A 64-year-old man with a history of alcohol abuse was admitted to the hospital because of fever, weakness, and back pain. During the initial diagnostic evaluation, all 3 blood cultures were positive for methicillin-sensitive Staphylococcus aureus and Streptococcus vestibularis. Further tests for suspected endocarditis involved transesophageal echocardiography (TEE), which showed a rounded, bilobular, hyperechogenic mass localized at the tips of both, anterior and posterior, mitral leaflets (Figure 1A and 1B). Moreover, mild to moderate mitral insufficiency was present. No signs of heart failure or systemic embolism were identified. Intravenous antibiotics (ceftriaxone and gentamycin) were started according to the guidelines.1 Subsequent diagnostic work-up for the source of bacteremia in this patient additionally revealed vertebral osteomyelitis at L1 with abscess in the adjacent right psoas muscle. Following cardiosurgical, orthopedic, and neurosurgical consultations, a conservative treatment with intravenous antibiotics was recommended to be continued. A follow-up TEE performed one week later demonstrated the disruption of the mitral mass with a decrease in its volume and the presence of a single highly mobile structure consistent with vegetation (Figure 1C and 1D). There was no increase in the degree of mitral insufficiency, clinical signs of heart failure, or embolism. The next TEE performed after one week (2 weeks after the initiation of antibiotics) revealed almost complete resolution of the mitral mass, without embolic complications or any significant increase in mitral insufficiency, including no signs of perforation of the mitral leaflets (Figure 1E and 1F). However, progressive vertebral destruction led to localized spinal cord compression requiring subsequent neurosurgical treatment.

Figure 1. Mitral leaflet abscess (arrows) visible on 2-dimensional transesophageal echocardiography in a midesophageal commissural view (52 º rotation; A) and on 3-dimensional transesophageal echocardiography in a modified atrial view (B); CD – respective images performed 1 week later showing the abscess (arrows); EF – respective images performed 2 weeks later with almost complete resolution of the mass

Prevalence of infective endocarditis in patients initially diagnosed with infective spondylodiscitis, and systematically evaluated with TEE is high, reaching up to 30%, and is associated with a significantly worse prognosis.2 In this patient, an initial echocardiographic assessment (normal left ventricular and atrial size, mild central mitral regurgitation) suggested no valvular predisposition for infective endocarditis. This underscores the high risk for infection of normal native valves during persistent, significant bacteremia from different sites, like in our patient with infective spondylodiscitis.1 It is unclear whether the polymicrobial character of bacteriemia in this patient contributed to the increased risk of endocardial involvement.

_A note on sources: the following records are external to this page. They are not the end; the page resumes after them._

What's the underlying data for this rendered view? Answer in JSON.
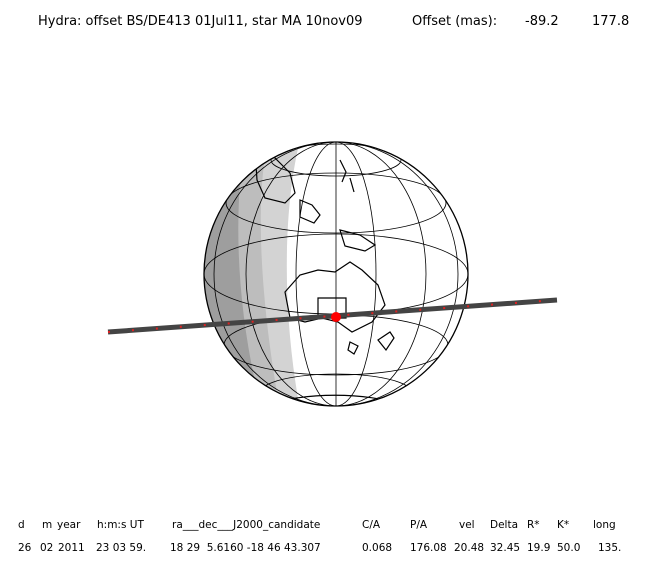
{
  "header": {
    "title": "Hydra: offset BS/DE413 01Jul11, star MA 10nov09",
    "offset_label": "Offset (mas):",
    "offset_x": "-89.2",
    "offset_y": "177.8"
  },
  "table": {
    "columns": [
      "d",
      "m",
      "year",
      "h:m:s UT",
      "ra___dec___J2000_candidate",
      "C/A",
      "P/A",
      "vel",
      "Delta",
      "R*",
      "K*",
      "long"
    ],
    "rows": [
      [
        "26",
        "02",
        "2011",
        "23 03 59.",
        "18 29  5.6160 -18 46 43.307",
        "0.068",
        "176.08",
        "20.48",
        "32.45",
        "19.9",
        "50.0",
        "135."
      ]
    ]
  }
}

However, based on the data from the literature, polymicrobial bacteremia with presence of S. aureus and a variety of clinical manifestations is generally associated with a worse prognosis and higher mortality compared with monomicrobial staphylococcal bacteremia only.3,4

Concluding, mitral valve abscess is a well-known and severe complication of infective endocarditis, often requiring surgical treatment. However, the most typical localization is postero-lateral annulus or mitral-aortic curtain at the base of the anterior leaflet in aortic valve endocarditis.1 In this case, we describe an infrequent, in our experience, example of the abscess on the free margins of the mitral leaflets, with its favorable resolution during intravenous treatment with 2 antibiotics. A superficial nodular morphology of the abscess may suggest its early stage of development, not yet complicated by localized mitral leaflets destruction.